アピールできる趣味・特技がないときの対処法

「趣味・特技がない…」と感じる人に言いたいのは、どれくらいのレベルからが趣味・特技かの定義は全くないということ。つまり、趣味なら「こういうことに関心がある」「ここに(ちょっとした)こだわりがある」、特技なら「ここは人から褒められたことがある」「少し自慢」くらいで書いてしまって問題ありません。日常のことを「趣味・特技」のように伝える書き方ができるかどうかがポイント、と意識を変えてみましょう。

転職面接で採用担当者は、趣味・面接がどれくらいのレベルか、を追求しようと全く思っていませんし、「仕事以外の関心事の方向」「ちょっとした話題のネタ」程度と見なしています。そもそも、面接でとりあげられない可能性もあります。履歴書で「特になし」と素っ気なく書いてしまうよりも、何かしら書いて採用担当者に印象を残す方が得策なので、ぜひ書くことをおすすめします。

趣味・特技欄の記載例

日常のことを趣味にみせる例①

【趣味】
・ネイル:セルフネイルをするので、動画やInstagramで参考デザインを収集しています。イベント時に凝ったデザインにトライするのがストレス発散法です。

日常的なセルフネイルに注目して、研究熱心さ、トレンドに敏感、というニュアンスを表現しています。また、「会社に派手なネイルで出勤するのでは?」という疑いを持たせないために、「イベント時に」とあえて書く工夫も付け加えています。「ストレス発散」というキーワードを入れているので、リフレッシュの方法もちゃんと持っている人と好印象を与えられるかもしれません。

日常のことを趣味にみせる例②

【趣味】
お好み焼き:広島県出身で、都内の広島風お好み焼きの美味しいお店なら詳しいです。(登録しているお店の電話番号は〇〇件超)自宅に友人達を招いて、料理して振舞うこともよくあります。
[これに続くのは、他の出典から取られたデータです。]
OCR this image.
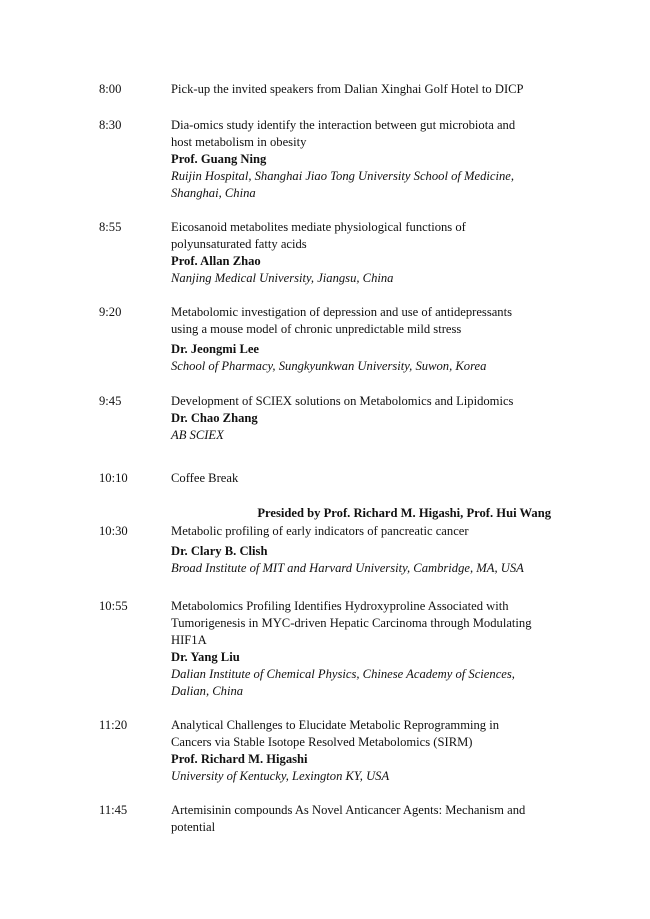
8:00	Pick-up the invited speakers from Dalian Xinghai Golf Hotel to DICP
8:30	Dia-omics study identify the interaction between gut microbiota and
host metabolism in obesity
Prof. Guang Ning
Ruijin Hospital, Shanghai Jiao Tong University School of Medicine,
Shanghai, China
8:55	Eicosanoid metabolites mediate physiological functions of
polyunsaturated fatty acids
Prof. Allan Zhao
Nanjing Medical University, Jiangsu, China
9:20	Metabolomic investigation of depression and use of antidepressants
using a mouse model of chronic unpredictable mild stress
Dr. Jeongmi Lee
School of Pharmacy, Sungkyunkwan University, Suwon, Korea
9:45	Development of SCIEX solutions on Metabolomics and Lipidomics
Dr. Chao Zhang
AB SCIEX
10:10	Coffee Break
Presided by Prof. Richard M. Higashi, Prof. Hui Wang
10:30	Metabolic profiling of early indicators of pancreatic cancer
Dr. Clary B. Clish
Broad Institute of MIT and Harvard University, Cambridge, MA, USA
10:55	Metabolomics Profiling Identifies Hydroxyproline Associated with
Tumorigenesis in MYC-driven Hepatic Carcinoma through Modulating
HIF1A
Dr. Yang Liu
Dalian Institute of Chemical Physics, Chinese Academy of Sciences,
Dalian, China
11:20	Analytical Challenges to Elucidate Metabolic Reprogramming in
Cancers via Stable Isotope Resolved Metabolomics (SIRM)
Prof. Richard M. Higashi
University of Kentucky, Lexington KY, USA
11:45	Artemisinin compounds As Novel Anticancer Agents: Mechanism and
potential
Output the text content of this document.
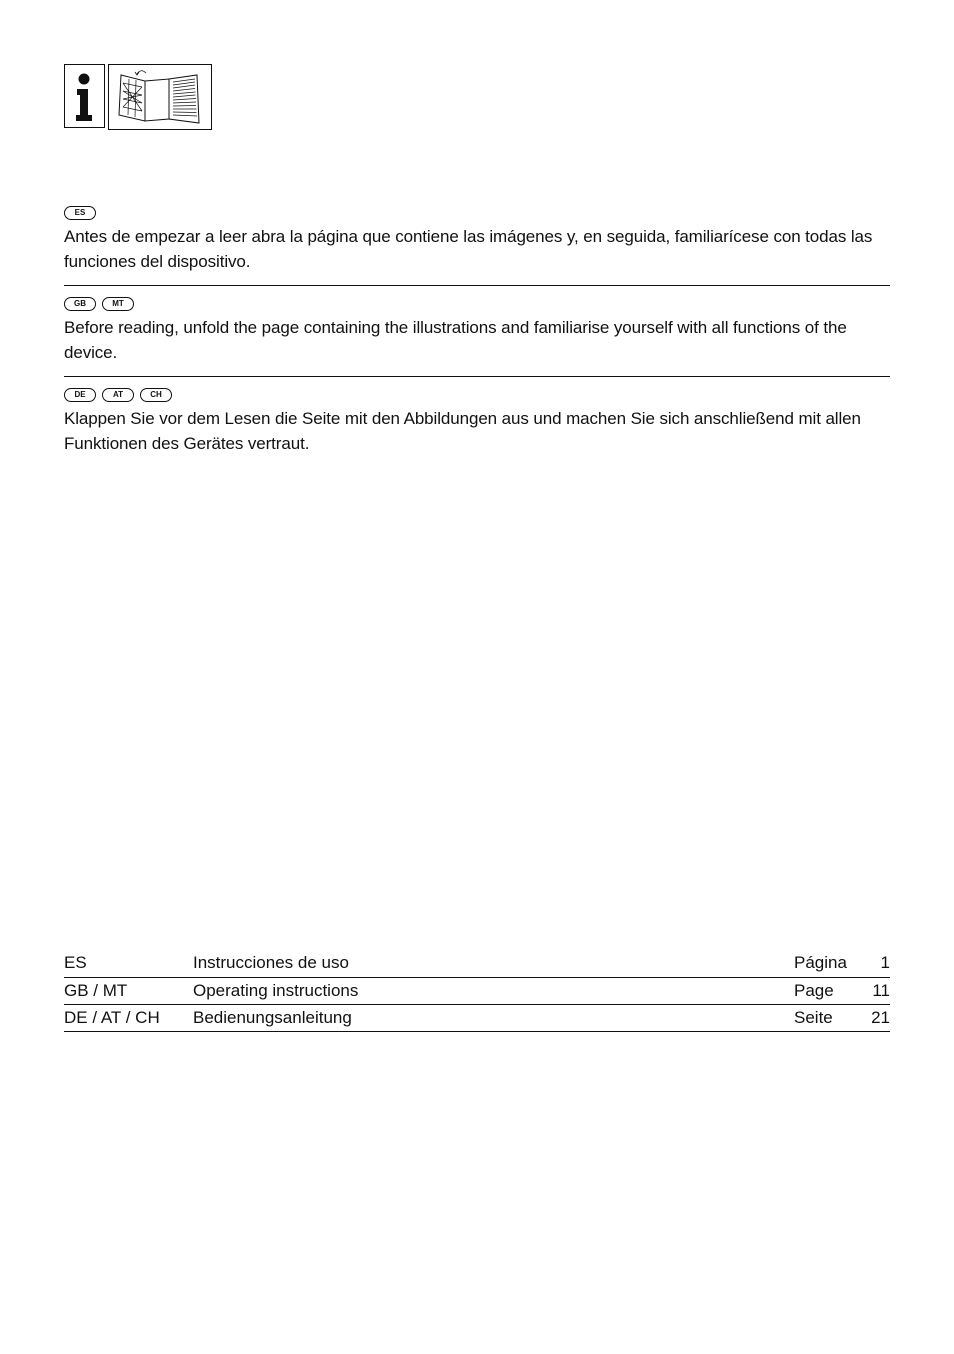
ES

Antes de empezar a leer abra la página que contiene las imágenes y, en seguida, familiarícese con todas las funciones del dispositivo.

GB	MT

Before reading, unfold the page containing the illustrations and familiarise yourself with all functions of the device.

DE	AT	CH

Klappen Sie vor dem Lesen die Seite mit den Abbildungen aus und machen Sie sich anschließend mit allen Funktionen des Gerätes vertraut.

ES	Instrucciones de uso	Página	1
GB / MT	Operating instructions	Page	11
DE / AT / CH	Bedienungsanleitung	Seite	21
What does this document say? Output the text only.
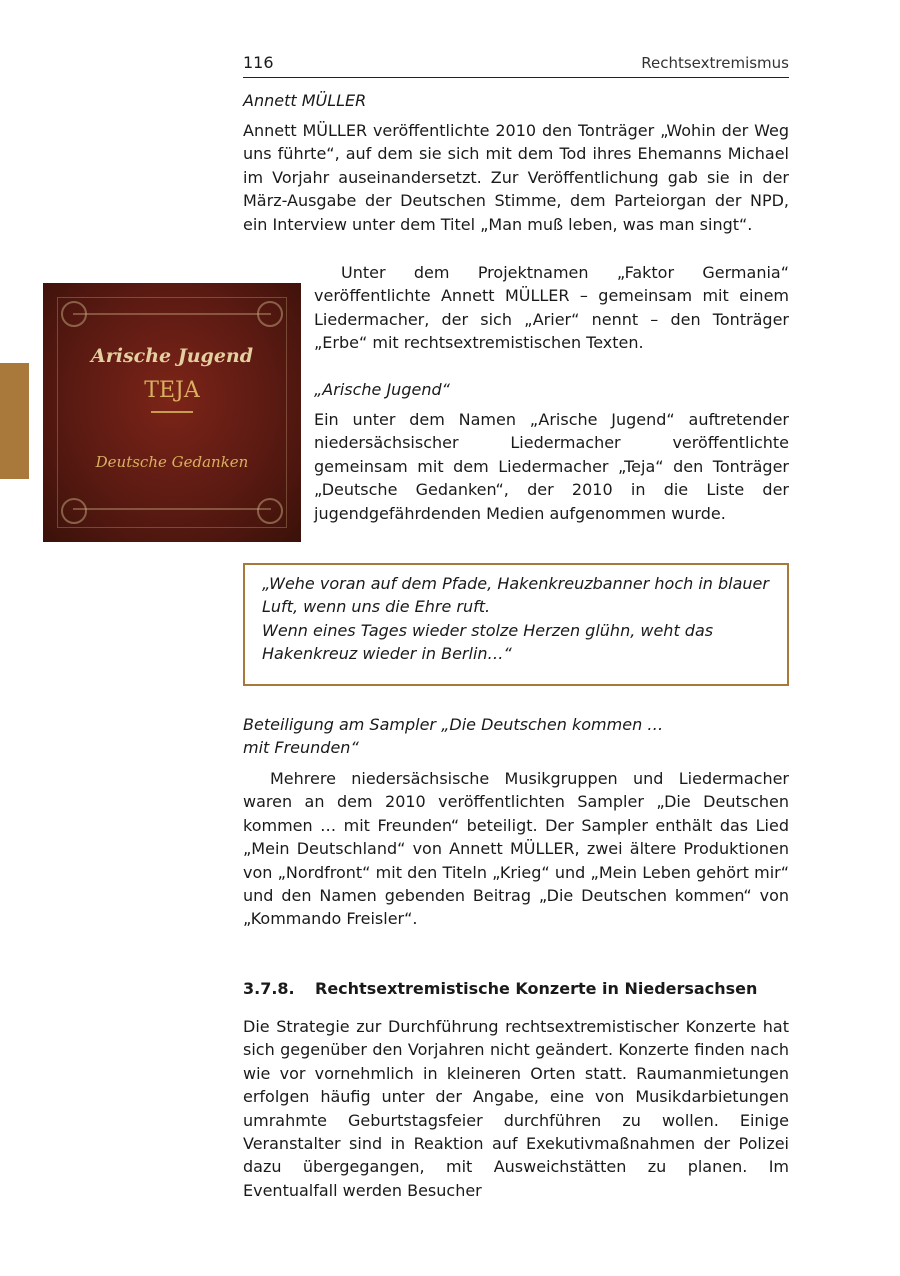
116	Rechtsextremismus
Annett MÜLLER
Annett MÜLLER veröffentlichte 2010 den Tonträger „Wohin der Weg uns führte“, auf dem sie sich mit dem Tod ihres Ehemanns Michael im Vorjahr auseinandersetzt. Zur Veröffentlichung gab sie in der März-Ausgabe der Deutschen Stimme, dem Parteiorgan der NPD, ein Interview unter dem Titel „Man muß leben, was man singt“.
Arische Jugend
TEJA
Deutsche Gedanken
Unter dem Projektnamen „Faktor Germania“ veröffentlichte Annett MÜLLER – gemeinsam mit einem Liedermacher, der sich „Arier“ nennt – den Tonträger „Erbe“ mit rechtsextremistischen Texten.
„Arische Jugend“
Ein unter dem Namen „Arische Jugend“ auftretender niedersächsischer Liedermacher veröffentlichte gemeinsam mit dem Liedermacher „Teja“ den Tonträger „Deutsche Gedanken“, der 2010 in die Liste der jugendgefährdenden Medien aufgenommen wurde.
„Wehe voran auf dem Pfade, Hakenkreuzbanner hoch in blauer Luft, wenn uns die Ehre ruft.
Wenn eines Tages wieder stolze Herzen glühn, weht das Hakenkreuz wieder in Berlin…“
Beteiligung am Sampler „Die Deutschen kommen …
mit Freunden“
Mehrere niedersächsische Musikgruppen und Liedermacher waren an dem 2010 veröffentlichten Sampler „Die Deutschen kommen … mit Freunden“ beteiligt. Der Sampler enthält das Lied „Mein Deutschland“ von Annett MÜLLER, zwei ältere Produktionen von „Nordfront“ mit den Titeln „Krieg“ und „Mein Leben gehört mir“ und den Namen gebenden Beitrag „Die Deutschen kommen“ von „Kommando Freisler“.
3.7.8. Rechtsextremistische Konzerte in Niedersachsen
Die Strategie zur Durchführung rechtsextremistischer Konzerte hat sich gegenüber den Vorjahren nicht geändert. Konzerte finden nach wie vor vornehmlich in kleineren Orten statt. Raumanmietungen erfolgen häufig unter der Angabe, eine von Musikdarbietungen umrahmte Geburtstagsfeier durchführen zu wollen. Einige Veranstalter sind in Reaktion auf Exekutivmaßnahmen der Polizei dazu übergegangen, mit Ausweichstätten zu planen. Im Eventualfall werden Besucher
自分のただ好きな食べ物を趣味のように伝えている例です。これなら、採用担当者に「あの広島の人ね」という印象を残せます。さらに、友人との交流に触れていて、社交性のある人という印象も与えられます。

日常のことを特技にみせる例

【特技】
家族△人分の夕食を〇〇分以内で作ること。炊飯器の早炊き〇〇分内で△品以上のおかずを作ることを目標に、ゲーム感覚で料理します。楽しんで、最も効率的な動きを考えて行動するので集中でき、料理が終わるころにはリフレッシュできています。

家族のための夕食作りを特技のように書いた例です。やるべきことを楽しんでやる工夫ができる人、効率に意識がある人、集中力がある人など、良い印象を与えることができています。

まとめ

履歴書の趣味・特技欄をどう書いて良いか迷う、という方へ、「趣味・特技」を十分にアピールする書き方と、趣味や特技がなくても書き方次第で「趣味」「特技」になるということをご紹介しました。あくまでも、人柄の参考にみる欄ですから、気負わずに「採用担当者とどんな会話ができるだろう?」とイメージしながら書いてみてください。